Uh, I understand all that, and honestly, tomorrow my wife is going out with her friends......leaving at 2 ish and she said she'll be home "later", which may mean 10 pm, or it might mean 2 am......doesn't really matter to me (other than I have to be home by 3:30 when my daughter gets off the bus)
See, I understand how things work. There was a time when I wanted to do nothing but spend time with my girlfriend, who is now my wife. She was the same. We have since gotten to that magical moment in a relationship where we love to spend time together, but we also value our friendships with others as well, and here's the kicker: we TRUST each other.
So, to paraphrase: It's called life. I turned my back on my friends many times years ago because of this woman I married, and she did the same to her friends. Now, it goes the other way, to an extent (meaning if my wife, or I, decided every friday night was bar night, and saturday was friend night - nah, we'd have problems then).

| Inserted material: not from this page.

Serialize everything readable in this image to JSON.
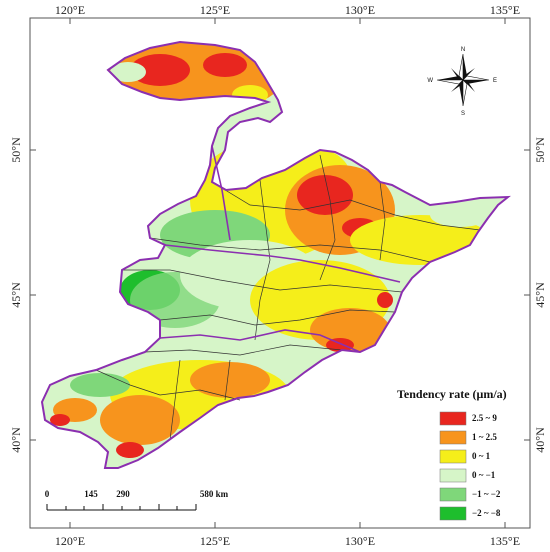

It's called life. Some people grow up sooner than others, which is fine.
Relationships are give and take, my friends are up here now and basically they told me they dont even see him in our hometown anymore either, hes always with her friends, so you know what, his loss.
Anyways i'm off, time to pound as much alcohal as possible to prevent hypothermia. GO BUCKS
The only reason people get lost in thought is because it's unfamiliar territory.
I really dont see what the problem is....Is it because you whant him to be at your becking call? Fill me in here.....Sure you are friend's, but does that mean he has to do every thing YOU think is the right thing to do? Im not trying to sound like an azz hole....But its just a game ! And if you two are gonna be friend's for ever , then he will come around , and alll will work out in the end.
I really don't see the problem. But that's because they're all friends (their girlfriends are in the same sorority) so they do everything together, and they all like me and introduce me to their friends (I'm working on one right now but no progress will be made until the new year cuz of break).
I understand what you are saying.....I too was young once But to make such a huge thing out of nothing is welll........Just childish! JMO. All will work out in the end, And will be meaningless in the end.
Quote: I really dont see what the problem is....Is it because you whant him to be at your becking call? Fill me in here.....
He said in his original post, that this is one of about 5 things this group does in the course of a year. I would hardly call that being at his beck and call.
that water was freezing and there weren't as many people out tonight as i thought, but it was still a great time, we called him and he regretted not coming, but hey we aren't going to let it ruin the weekend, just wish he could have been here
The only reason people get lost in thought is because it's unfamiliar territory.
No problem, reading comprehension is a lost art these days. I always read at a level higher than the grade I was in while in school. My daughter is like me and the wife that way, I'm really proud of her for that. She does well in other subjects also, but reading is the key. If you can read & comprehend, you can do anything.
Glad you're weekend is going good. Hopefully your friend will realize that a woman isn't the only important relationship to have. When he does take him back, but be sure to ride the hell out of him for being whipped.